4. **Fused Optimizer Update**: In training, the embedding lookup is part of a larger forward-backward-update cycle. For sparse features, only the embedding vectors that were actually used (the "hot" embeddings) need their gradients computed and their weights updated. High-performance implementations often fuse the backward pass (gradient accumulation) and the optimizer step (e.g., SGD or Adam update) for these hot embeddings directly into a specialized kernel to avoid multiple passes over the embedding table. This example focuses on the forward-pass lookup.
## Source Code Organization
- [`sparse_embedding_xdl.cpp`](./sparse_embedding_xdl.cpp): The main example file. It sets up the embedding table `W`, the index tensor `I`, and instantiates the `DeviceSparseEmbedding` operation.

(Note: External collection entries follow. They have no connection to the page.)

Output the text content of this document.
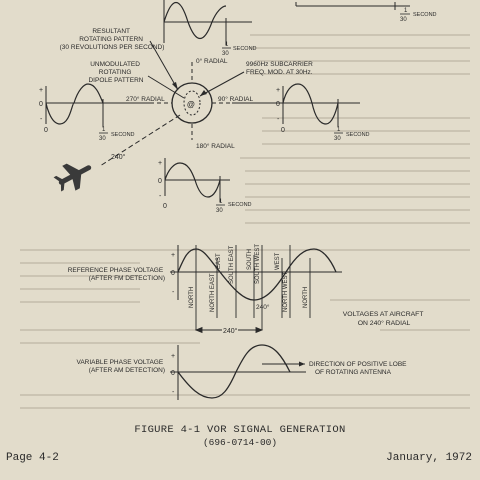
1
30
SECOND
1
30
SECOND
@
RESULTANT ROTATING PATTERN (30 REVOLUTIONS PER SECOND)
UNMODULATED ROTATING DIPOLE PATTERN
9960Hz SUBCARRIER FREQ. MOD. AT 30Hz.
0° RADIAL
+
0
-
0
270° RADIAL
1
30
SECOND
+
0
-
0
90° RADIAL
1
30
SECOND
+
0
-
0
180° RADIAL
1
30
SECOND
240°
+
0
-
REFERENCE PHASE VOLTAGE (AFTER FM DETECTION)
NORTH	NORTH EAST
EAST SOUTH EAST SOUTH SOUTH WEST WEST
NORTH WEST NORTH
240°
240°
VOLTAGES AT AIRCRAFT ON 240° RADIAL
+
0
-
VARIABLE PHASE VOLTAGE (AFTER AM DETECTION)
DIRECTION OF POSITIVE LOBE OF ROTATING ANTENNA
FIGURE 4-1 VOR SIGNAL GENERATION
(696-0714-00)
Page 4-2	January, 1972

- [`../../include/ck/tensor_operation/gpu/device/device_sparse_embedding.hpp`](../../include/ck/tensor_operation/gpu/device/device_sparse_embedding.hpp): The high-level device interface for the sparse embedding lookup.

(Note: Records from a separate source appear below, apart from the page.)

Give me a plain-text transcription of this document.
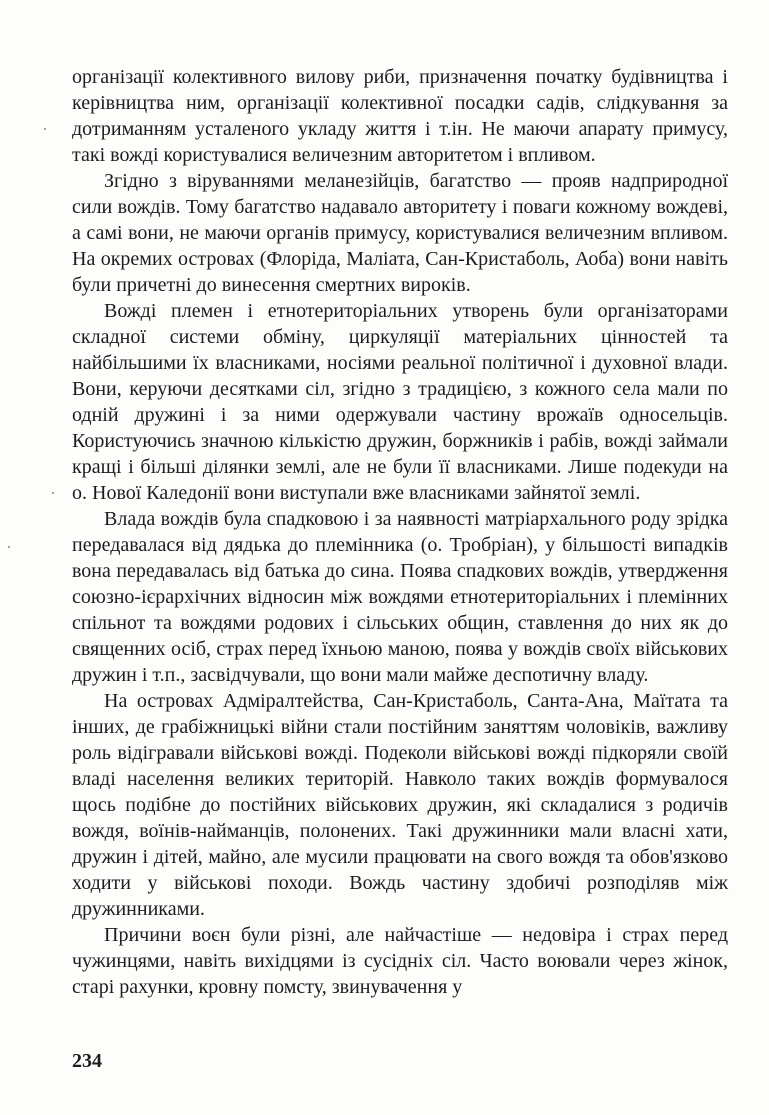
організації колективного вилову риби, призначення початку будівництва і керівництва ним, організації колективної посадки садів, слідкування за дотриманням усталеного укладу життя і т.ін. Не маючи апарату примусу, такі вожді користувалися величезним авторитетом і впливом.

Згідно з віруваннями меланезійців, багатство — прояв надприродної сили вождів. Тому багатство надавало авторитету і поваги кожному вождеві, а самі вони, не маючи органів примусу, користувалися величезним впливом. На окремих островах (Флоріда, Маліата, Сан-Кристаболь, Аоба) вони навіть були причетні до винесення смертних вироків.

Вожді племен і етнотериторіальних утворень були організаторами складної системи обміну, циркуляції матеріальних цінностей та найбільшими їх власниками, носіями реальної політичної і духовної влади. Вони, керуючи десятками сіл, згідно з традицією, з кожного села мали по одній дружині і за ними одержували частину врожаїв односельців. Користуючись значною кількістю дружин, боржників і рабів, вожді займали кращі і більші ділянки землі, але не були її власниками. Лише подекуди на о. Нової Каледонії вони виступали вже власниками зайнятої землі.

Влада вождів була спадковою і за наявності матріархального роду зрідка передавалася від дядька до племінника (о. Тробріан), у більшості випадків вона передавалась від батька до сина. Поява спадкових вождів, утвердження союзно-ієрархічних відносин між вождями етнотериторіальних і племінних спільнот та вождями родових і сільських общин, ставлення до них як до священних осіб, страх перед їхньою маною, поява у вождів своїх військових дружин і т.п., засвідчували, що вони мали майже деспотичну владу.

На островах Адміралтейства, Сан-Кристаболь, Санта-Ана, Маїтата та інших, де грабіжницькі війни стали постійним заняттям чоловіків, важливу роль відігравали військові вожді. Подеколи військові вожді підкоряли своїй владі населення великих територій. Навколо таких вождів формувалося щось подібне до постійних військових дружин, які складалися з родичів вождя, воїнів-найманців, полонених. Такі дружинники мали власні хати, дружин і дітей, майно, але мусили працювати на свого вождя та обов'язково ходити у військові походи. Вождь частину здобичі розподіляв між дружинниками.

Причини воєн були різні, але найчастіше — недовіра і страх перед чужинцями, навіть вихідцями із сусідніх сіл. Часто воювали через жінок, старі рахунки, кровну помсту, звинувачення у

234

- The underlying grid-wise kernel is a straightforward gather kernel. Its performance is almost entirely dictated by the efficiency of its memory load and store operations.
## Build and Run
### Prerequisites
Ensure the Composable Kernel library is built and installed.
```bash
cd /path/to/composable_kernel/build
make -j install
```
### Build the Example
```bash
cd /path/to/composable_kernel/example/36_sparse_embedding
mkdir build && cd build
cmake \
-DCMAKE_CXX_COMPILER=/opt/rocm/bin/hipcc \
-DCMAKE_PREFIX_PATH="/opt/rocm;${CK_INSTALL_PATH}" \
..
make -j
```
### Run the Example
```bash
# Run the example with default settings
./sparse_embedding_xdl
# Run with verification, data initialization, and timing
./sparse_embedding_xdl 1 2 1
```
## Applications
Embedding layers are the first step in a vast number of deep learning models:
- **Natural Language Processing (NLP)**: Models like BERT and GPT use embedding layers to convert integer token IDs from a vocabulary into dense vector representations.
- **Recommender Systems**: Models use embeddings to represent users and items. The input to the model is often a set of sparse IDs (e.g., user ID, watched movie IDs), which are converted to dense vectors via embedding lookups. Embedding tables in these systems can be enormous (terabytes in size).
- **Graph Neural Networks**: Nodes in a graph are often represented by feature vectors, which can be stored in an embedding table and looked up as needed.
- **Any model with categorical features**: Whenever a model needs to process non-numeric categorical data (e.g., "product category", "day of the week"), it is typically first converted to an integer ID and then to a dense vector via an embedding layer.